However, other research so far shows that the "curriculum learning" approach is not effective.

Morcos said the team is tweaking this approach, which is deep learning’s dirtiest secret.

OpenAI Google wants to build a "data market"?

Altman revealed last year that the company was researching new methods of training models.

"I think we're at the end of the era of these giant models. We're going to find other ways to make them better."

OpenAI has also discussed creating a "data marketplace," people familiar with the matter said.

In this market, OpenAI could build a way to determine the contribution of each data point to the final trained model and pay the provider of that content.

The same idea has been discussed within Google.

Currently, researchers have been working hard to create such a system, and it is unclear whether a breakthrough will be found.

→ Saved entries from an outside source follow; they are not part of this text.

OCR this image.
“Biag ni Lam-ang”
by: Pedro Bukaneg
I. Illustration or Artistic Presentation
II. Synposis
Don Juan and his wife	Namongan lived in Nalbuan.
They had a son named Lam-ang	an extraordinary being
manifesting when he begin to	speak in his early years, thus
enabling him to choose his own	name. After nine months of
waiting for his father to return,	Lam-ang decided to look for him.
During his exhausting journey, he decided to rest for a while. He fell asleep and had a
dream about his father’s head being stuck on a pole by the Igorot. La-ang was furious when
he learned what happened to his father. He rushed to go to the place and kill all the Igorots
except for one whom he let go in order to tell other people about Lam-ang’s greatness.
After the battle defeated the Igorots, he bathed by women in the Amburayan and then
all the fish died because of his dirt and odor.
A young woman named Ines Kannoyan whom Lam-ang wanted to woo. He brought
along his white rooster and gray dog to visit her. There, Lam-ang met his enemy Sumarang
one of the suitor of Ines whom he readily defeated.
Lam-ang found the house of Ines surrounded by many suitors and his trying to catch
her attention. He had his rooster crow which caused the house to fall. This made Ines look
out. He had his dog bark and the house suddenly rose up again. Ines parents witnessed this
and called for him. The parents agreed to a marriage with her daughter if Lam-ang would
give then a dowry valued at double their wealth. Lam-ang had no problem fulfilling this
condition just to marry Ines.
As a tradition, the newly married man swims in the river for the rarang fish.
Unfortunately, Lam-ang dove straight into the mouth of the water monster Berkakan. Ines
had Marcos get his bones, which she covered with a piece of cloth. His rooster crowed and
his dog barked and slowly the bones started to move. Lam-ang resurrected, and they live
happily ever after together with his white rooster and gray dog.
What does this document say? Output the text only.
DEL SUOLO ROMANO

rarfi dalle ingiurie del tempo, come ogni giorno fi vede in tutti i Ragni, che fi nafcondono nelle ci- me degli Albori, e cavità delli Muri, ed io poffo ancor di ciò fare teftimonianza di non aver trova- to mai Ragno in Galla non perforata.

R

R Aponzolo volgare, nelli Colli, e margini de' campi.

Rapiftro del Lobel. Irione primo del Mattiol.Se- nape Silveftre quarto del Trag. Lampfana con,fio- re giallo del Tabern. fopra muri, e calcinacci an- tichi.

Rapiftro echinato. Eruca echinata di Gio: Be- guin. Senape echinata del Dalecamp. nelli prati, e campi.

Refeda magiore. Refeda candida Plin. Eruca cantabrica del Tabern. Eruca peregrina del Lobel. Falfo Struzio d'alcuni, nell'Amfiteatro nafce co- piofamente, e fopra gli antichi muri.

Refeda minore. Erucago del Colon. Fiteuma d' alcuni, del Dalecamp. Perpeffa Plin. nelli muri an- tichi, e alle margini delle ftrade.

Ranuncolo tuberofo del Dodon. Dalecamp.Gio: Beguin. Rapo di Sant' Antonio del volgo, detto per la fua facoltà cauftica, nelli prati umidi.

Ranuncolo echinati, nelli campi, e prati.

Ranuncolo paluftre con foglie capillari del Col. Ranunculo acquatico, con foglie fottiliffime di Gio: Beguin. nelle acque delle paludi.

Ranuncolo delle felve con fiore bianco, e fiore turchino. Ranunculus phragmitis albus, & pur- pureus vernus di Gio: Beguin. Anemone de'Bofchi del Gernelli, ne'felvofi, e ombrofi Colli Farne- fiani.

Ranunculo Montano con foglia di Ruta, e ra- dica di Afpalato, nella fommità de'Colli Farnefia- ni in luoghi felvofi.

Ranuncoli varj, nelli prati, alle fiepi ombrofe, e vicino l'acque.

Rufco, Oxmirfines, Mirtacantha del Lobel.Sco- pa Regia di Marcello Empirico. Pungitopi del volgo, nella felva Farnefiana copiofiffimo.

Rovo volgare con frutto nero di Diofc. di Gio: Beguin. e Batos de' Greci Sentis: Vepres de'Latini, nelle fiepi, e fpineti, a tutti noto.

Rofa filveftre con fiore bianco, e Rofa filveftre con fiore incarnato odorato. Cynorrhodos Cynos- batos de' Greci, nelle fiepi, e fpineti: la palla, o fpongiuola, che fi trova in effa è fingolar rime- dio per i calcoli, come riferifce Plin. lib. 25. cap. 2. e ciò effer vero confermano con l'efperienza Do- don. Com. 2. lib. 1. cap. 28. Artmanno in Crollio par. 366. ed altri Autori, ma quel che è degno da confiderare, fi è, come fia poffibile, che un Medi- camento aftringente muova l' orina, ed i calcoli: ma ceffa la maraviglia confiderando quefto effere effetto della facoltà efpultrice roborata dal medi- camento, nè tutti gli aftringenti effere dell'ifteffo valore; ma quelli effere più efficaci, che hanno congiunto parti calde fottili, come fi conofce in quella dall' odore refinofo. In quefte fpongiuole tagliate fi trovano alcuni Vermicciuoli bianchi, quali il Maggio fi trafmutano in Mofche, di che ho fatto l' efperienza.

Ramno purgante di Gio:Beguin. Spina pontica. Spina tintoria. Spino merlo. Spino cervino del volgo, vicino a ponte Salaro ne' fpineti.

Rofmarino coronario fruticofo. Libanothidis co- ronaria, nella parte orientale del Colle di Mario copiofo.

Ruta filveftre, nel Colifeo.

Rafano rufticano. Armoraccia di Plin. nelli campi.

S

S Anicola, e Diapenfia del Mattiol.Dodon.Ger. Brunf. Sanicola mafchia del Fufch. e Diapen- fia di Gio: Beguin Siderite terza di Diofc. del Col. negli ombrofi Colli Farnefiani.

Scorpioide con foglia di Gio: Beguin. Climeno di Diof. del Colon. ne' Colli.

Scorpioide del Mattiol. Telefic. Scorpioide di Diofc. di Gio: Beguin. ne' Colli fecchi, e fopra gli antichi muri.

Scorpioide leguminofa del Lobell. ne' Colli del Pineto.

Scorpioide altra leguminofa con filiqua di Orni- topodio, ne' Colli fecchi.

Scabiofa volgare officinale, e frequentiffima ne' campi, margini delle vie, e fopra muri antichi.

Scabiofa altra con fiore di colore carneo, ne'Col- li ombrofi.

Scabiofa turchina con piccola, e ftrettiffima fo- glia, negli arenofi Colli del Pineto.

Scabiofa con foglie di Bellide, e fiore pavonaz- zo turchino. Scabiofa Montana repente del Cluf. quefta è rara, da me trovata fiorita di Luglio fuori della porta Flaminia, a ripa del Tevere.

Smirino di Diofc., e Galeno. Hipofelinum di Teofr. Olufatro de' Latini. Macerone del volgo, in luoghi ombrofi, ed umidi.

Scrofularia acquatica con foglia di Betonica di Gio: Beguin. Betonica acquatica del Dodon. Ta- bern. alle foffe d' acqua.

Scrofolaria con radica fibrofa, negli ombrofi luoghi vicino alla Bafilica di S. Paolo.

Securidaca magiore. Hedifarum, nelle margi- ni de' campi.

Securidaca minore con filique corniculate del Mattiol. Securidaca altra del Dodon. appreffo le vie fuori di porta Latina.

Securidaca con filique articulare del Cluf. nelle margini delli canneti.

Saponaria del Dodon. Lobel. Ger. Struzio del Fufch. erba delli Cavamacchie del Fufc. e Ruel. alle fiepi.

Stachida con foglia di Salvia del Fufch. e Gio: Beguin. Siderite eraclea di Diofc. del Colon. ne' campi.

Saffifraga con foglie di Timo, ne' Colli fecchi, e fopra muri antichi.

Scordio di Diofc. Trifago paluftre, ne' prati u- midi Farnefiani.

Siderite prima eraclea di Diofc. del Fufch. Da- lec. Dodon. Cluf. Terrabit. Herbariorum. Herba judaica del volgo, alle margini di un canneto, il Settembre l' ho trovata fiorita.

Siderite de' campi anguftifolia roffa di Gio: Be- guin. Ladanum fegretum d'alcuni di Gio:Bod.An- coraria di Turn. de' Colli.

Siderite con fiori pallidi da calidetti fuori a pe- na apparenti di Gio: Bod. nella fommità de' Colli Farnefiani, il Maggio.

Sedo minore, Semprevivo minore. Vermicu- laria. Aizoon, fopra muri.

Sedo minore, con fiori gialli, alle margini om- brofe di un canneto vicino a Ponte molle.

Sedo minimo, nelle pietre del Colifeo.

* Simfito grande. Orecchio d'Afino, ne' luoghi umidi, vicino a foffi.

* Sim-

Executives have discussed using its automatic speech recognition tool Whisper to transcribe high-quality video and audio samples on the Internet, according to people familiar with the matter.

Some of this will be done via public YouTube videos, and some of the data has already been used to train GPT-4.

Next step, synthesize the data

Some companies are also trying to produce their own data.

Feeding AI-generated text is considered “inbreeding” in the field of computer science.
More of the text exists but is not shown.